El Rey, González y Fraga
En una tarde sofocante de septiembre pasado el rey Juan Carlos inauguraba un edificio tecnológico de la Universidad de Girona, producto de un concurso que ganamos Bárbara Noguerol, Estanis Puig y yo. La insistencia del conseller Nadal me llevó, sorteando el tropel de gente, a presencia del monarca. Pensé que no se acordaría de mí, pero sí que me reconoció. Comentó brevemente los tiempos en que nos dedicamos a la promoción del Real Patronato de Santiago, llegando a llamar él personalmente a Felipe González o a Manuel Fraga para mover el asunto. Por entonces la gobernación de la ciudad alcanzó a contar con una coalición institucional entre Administración central, autonómica y local.

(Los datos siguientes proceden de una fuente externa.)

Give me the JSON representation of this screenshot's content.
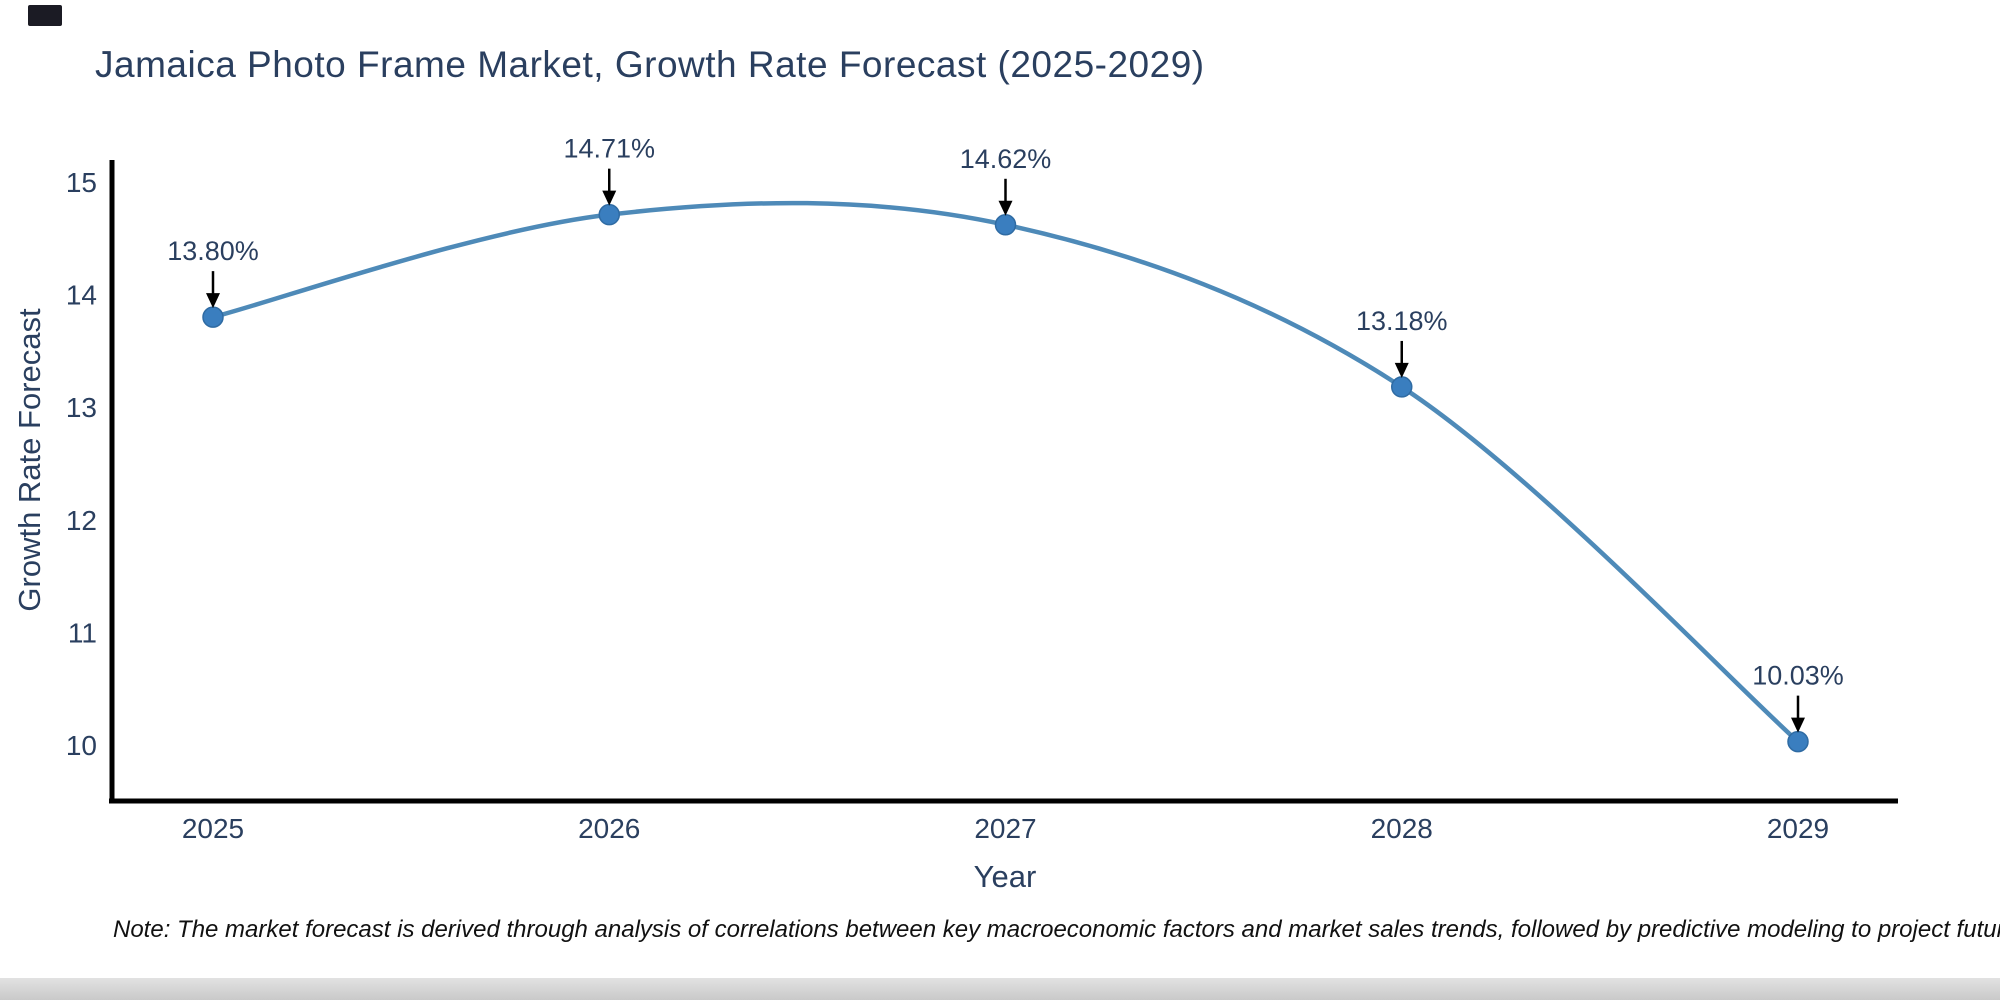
{
  "title": "Jamaica Photo Frame Market, Growth Rate Forecast (2025-2029)",
  "note": "Note: The market forecast is derived through analysis of correlations between key macroeconomic factors and market sales trends, followed by predictive modeling to project future sales",
  "chart_data": {
    "type": "line",
    "line_shape": "spline",
    "title": "Jamaica Photo Frame Market, Growth Rate Forecast (2025-2029)",
    "xlabel": "Year",
    "ylabel": "Growth Rate Forecast",
    "x": [
      2025,
      2026,
      2027,
      2028,
      2029
    ],
    "values": [
      13.8,
      14.71,
      14.62,
      13.18,
      10.03
    ],
    "point_labels": [
      "13.80%",
      "14.71%",
      "14.62%",
      "13.18%",
      "10.03%"
    ],
    "yticks": [
      10,
      11,
      12,
      13,
      14,
      15
    ],
    "ylim": [
      9.49,
      15.2
    ],
    "grid": false,
    "legend": false,
    "colors": {
      "line": "#4e8ab8",
      "marker": "#3a7ebf",
      "marker_edge": "#2f6ba3",
      "axis": "#000000",
      "text": "#2a3f5f",
      "annotation_arrow": "#000000"
    }
  }
}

Entendió y admitió el proyecto para modernizar Santiago de Compostela
Mientras el acto discurría, a distancia de allí, en la plaza del Ayuntamiento, unos jóvenes quemaban fotos del Rey. Cuando se quema públicamente una imagen no se trata de hacer daño a la persona, sino de atacar el símbolo de la institución. El hecho, ciertamente repudiable, no merece ser objeto de amplificación judicial o política, porque luego el ejemplo prende como una mecha.
El Rey es una persona enormemente afable y los compostelanos, como los palmesanos, los barceloneses o los marinenses, tenemos buena prueba de ello. Conociendo su cercanía y el afán que dedica a las cuestiones institucionales, no me extraña su arranque ante el gárrulo Hugo Chávez. Es la reacción de un ser humano que no puede soportar una falta patente a las reglas de la diplomacia, y además hace más real la realeza. Por cierto que Zapatero le ha dado una lección a Aznar sobre la pertinencia de las críticas cuando se está en suelo extranjero.
Felipe González ha sido quizá el presidente más cuidadoso con la monarquía, y es conocida su buena sintonía con don Juan Carlos. En los noventa despaché con él con cierta frecuencia en la Moncloa y tengo que reconocer que, a pesar de ser fumador de puros, salía mareado después de uno de aquellos Cohiba matutinos.
Sus colaboraciones actuales en EL PAÍS están llenas de información y frescura. No es un político cortoplacista, coyuntural o populista, sino un estadista de largo alcance que explica lo que acontece siempre contextualizándolo. Cuando, ya ex presidente, recibió la medalla de oro y el título de hijo adoptivo de Santiago de Compostela, habló durante más de una hora del concierto mundial ante un público sorprendido y encantado. Así como el recordado Adolfo Suárez impulsó la praxis democrática por la que todos habíamos peleado, Felipe González fue el responsable indiscutible de la modernización y europeización de España. Su entente con Helmut Kohl fue muy positiva. En su visita conjunta a Compostela pudimos comprobar cómo es posible hacer Política con mayúscula entre líderes de distinto signo. Hace algunos días, en televisión, a una pregunta capciosa sobre Pasqual Maragall, que ya había hecho público su incipiente mal de Alzheimer, contestó que con él es probable que el texto estatutario emanado del Parlamento catalán no se hubiera planteado en términos tan descomedidos y se habría evitado llegar a la catarsis, con lo cual quizá se hubiera soslayado el maltrato a un político de la personalidad de Maragall.
De Manuel Fraga siempre valoré su respeto hacia la institución municipal, que pesaba más que la voz de la oposición de su partido. Entendió y admitió que el proyecto de modernización de Compostela estaba basado en el plan general. El objetivo culminante era la torre de telecomunicaciones que se levantaría en el Pedroso, a la que Fraga había dicho que sí. Pérez Varela y alguno más lo convencieron de que, toda vez que la ciudad tenía su proyecto, era necesario hacer otra, y así creo que se cambió la torre de Foster por la Cidade da Cultura, que tantos disgustos a corto plazo le está trayendo. Vi en televisión su comparecencia ante la comisión de investigación y lo encontré farruco, lanzando dardos contra el Gobierno bipartito, pero aludió a algo con lo que estoy de acuerdo, pese a que su expresión fue deficiente: la ensoñación. La política no es sólo pragmatismo; es también el afán por hacer posible lo que en principio parece imposible. Claro que esto se consigue con presupuestos y programas funcionales.
Una política trabada entre instituciones, partidos y personas es fundamental para la convivencia democrática y para no aburrir a la ciudadanía. Hoy se la echa de menos.